Air is also injected into the diffuser 40 along each end wall 44. Each end wall has upper and lower slits therein at locations along the height dimension of the end wall generally corresponding to the locations of the slits 46, 48 in the side walls 42. A manifold 54 and associated supply duct 56 provides a flow of pressurized air through each slit in the end wall 44. Like the slits 46, 48 in the end walls, the slits are oriented so as to introduce air along the interior surface of the end wall downwardly in the direction of filament travel. In addition to eliminating or minimizing transient variations in aerodynamic conditions, the introduction of air along the end walls 44 also provides effective control over the width of the formed web. If the introduction of air along the end walls 44 is eliminated or significantly reduced, the filaments tend to stay away from the end walls 44 and thus fill less than the entire width of the attenuator slot. As a result, a web of reduced width is formed. In addition, the filaments are more concentrated in the central portion of the web and the web density or weight along opposite edges may be lower than in the central portion. By injecting a controlled flow of air along the end walls 44, the filaments can be caused to more uniformly fill the full width of the attenuator slot and formation along the opposite edges of the web is improved. The injection of air along the end walls is controlled independently of the air injected along the side walls for precise control of formation along the full width of the web W.

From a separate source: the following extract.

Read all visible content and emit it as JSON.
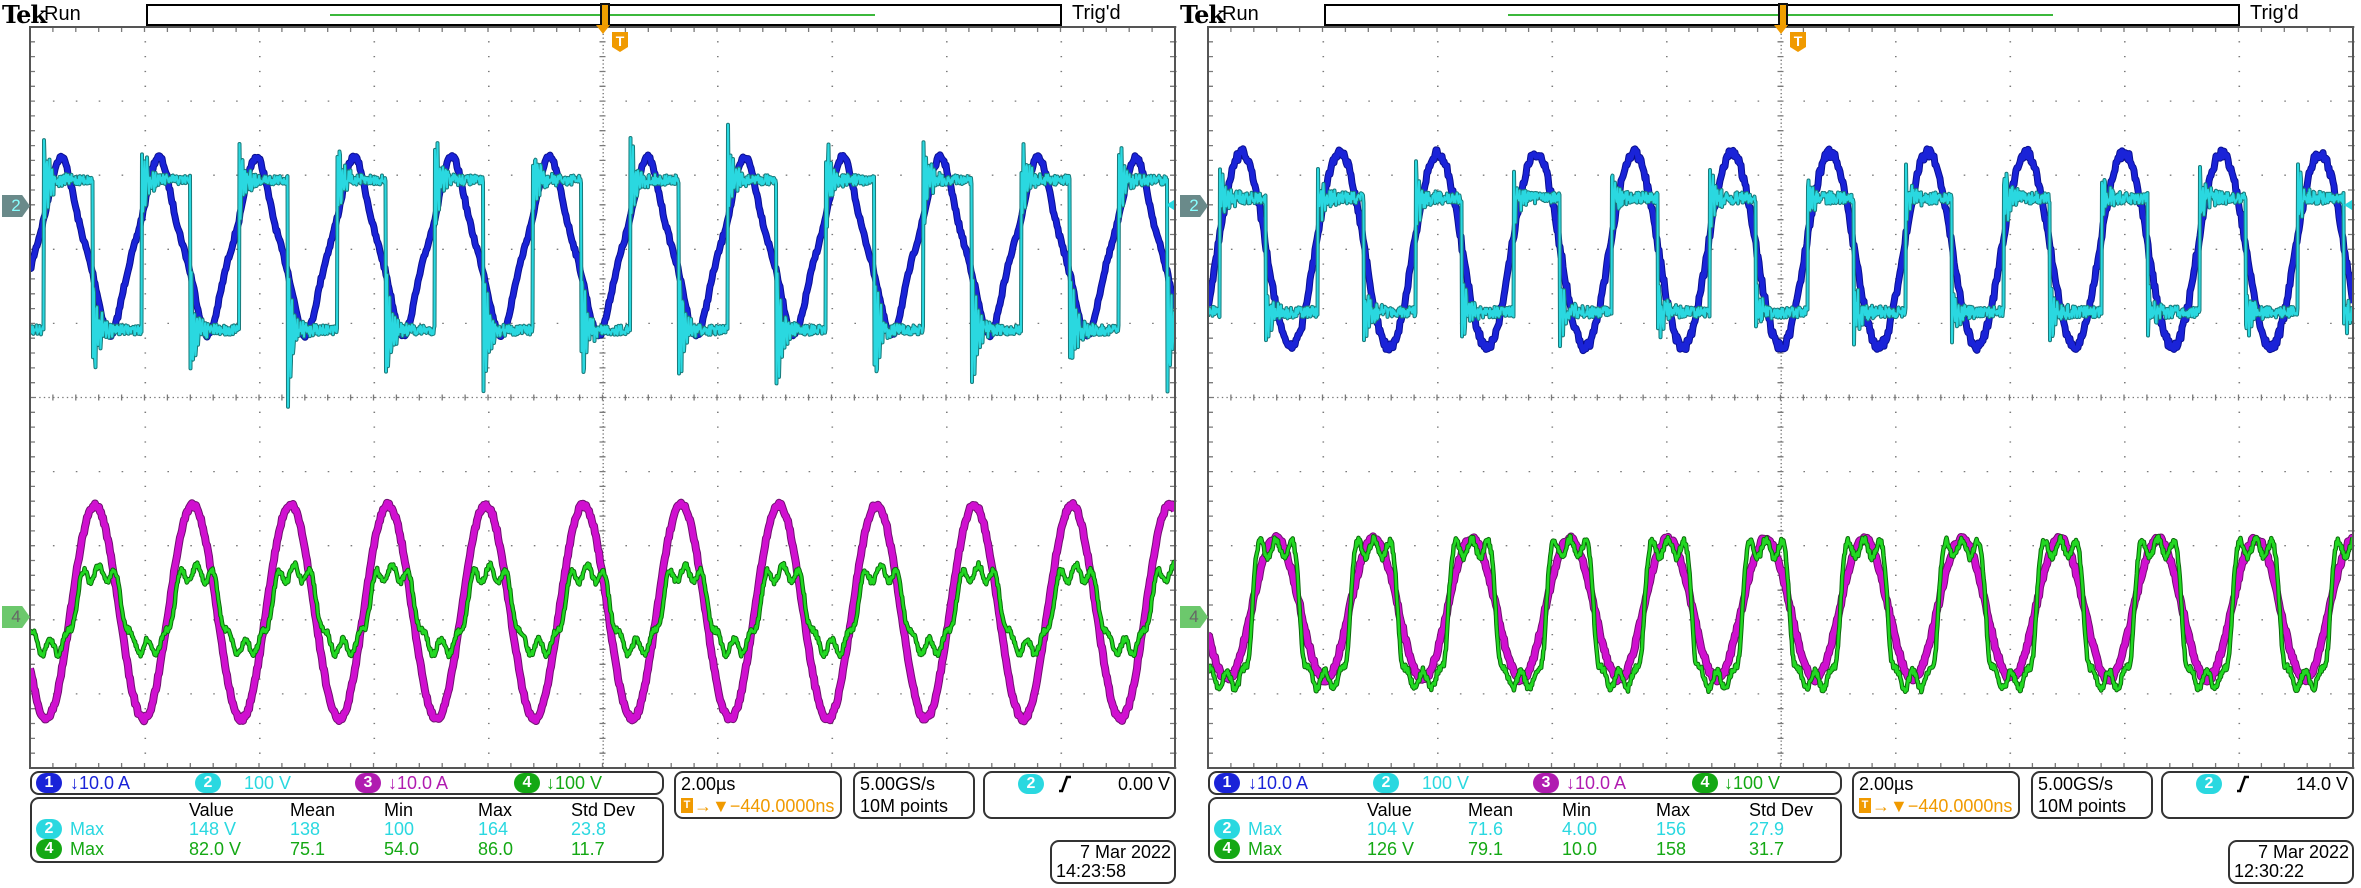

To obtain further control over the filament distribution within the diffuser 40, an electrostatic charge is applied to the diffuser side walls 42. More specifically, each wall is electrically connected to a respective power supply 58 which supplies a high voltage electrical potential to the respective side walls 42. Each power supply can be independently controlled. The polarity of the electrical potential matches the polarity of the charge on the filaments imparted by the corona electrode assembly 27. Since like electrical charges repel, the electrostatic potential on the side walls 42 causes the filaments to be repelled from the side walls. By independently controlling the electrical potential on each wall, the filaments can be repelled more from one side wall 42 than from the opposite wall. The filaments can thus be electrostatically guided or "steered" within the diffuser chamber 40 in a manner analogous to the way that a beam of electrons in a television picture tube is deflected by a deflection coil associated with the picture tube.

Figure 4 is an end view of the apparatus schematically illustrating the path of travel of the filaments from the spinnerette plate 12 to the collection belt 30. Portions of the wall of the attenuator have been broken away for clarity of illustration.

Figure 3 illustrates an alternate embodiment of an apparatus in accordance with the present invention. Since most of the elements in this embodiment are substantially identical to those previously described in connection with Figures 1 and 2, these like elements are identified by the same reference characters to avoid repetitive description. Basically, the embodiment of Figure 3 differs over that of Figure 1 in that the corona device for electrostatically charging the filaments is located between the spinnerette plate 12 and the top of the attenuator 14, rather than between the bottom of the attenuator 14 and the diffuser 40 as in the previous embodiment. In this embodiment, the filaments travel past at least one corona device 24' including a corona electrode assembly 27'and a roll 28'.

Many modifications and other embodiments of the invention will come to mind to one skilled in the art to which this invention pertains having the benefit of the teachings presented in the foregoing descriptions and the associated drawings. Therefore, it is to be understood that the invention is not to be limited to the specific embodiments disclosed and that modifications and other embodiments are intended to be included within the scope of the appended claims. Although specific terms are employed herein, they are used in a generic and descriptive sense only and not for purposes of limitation.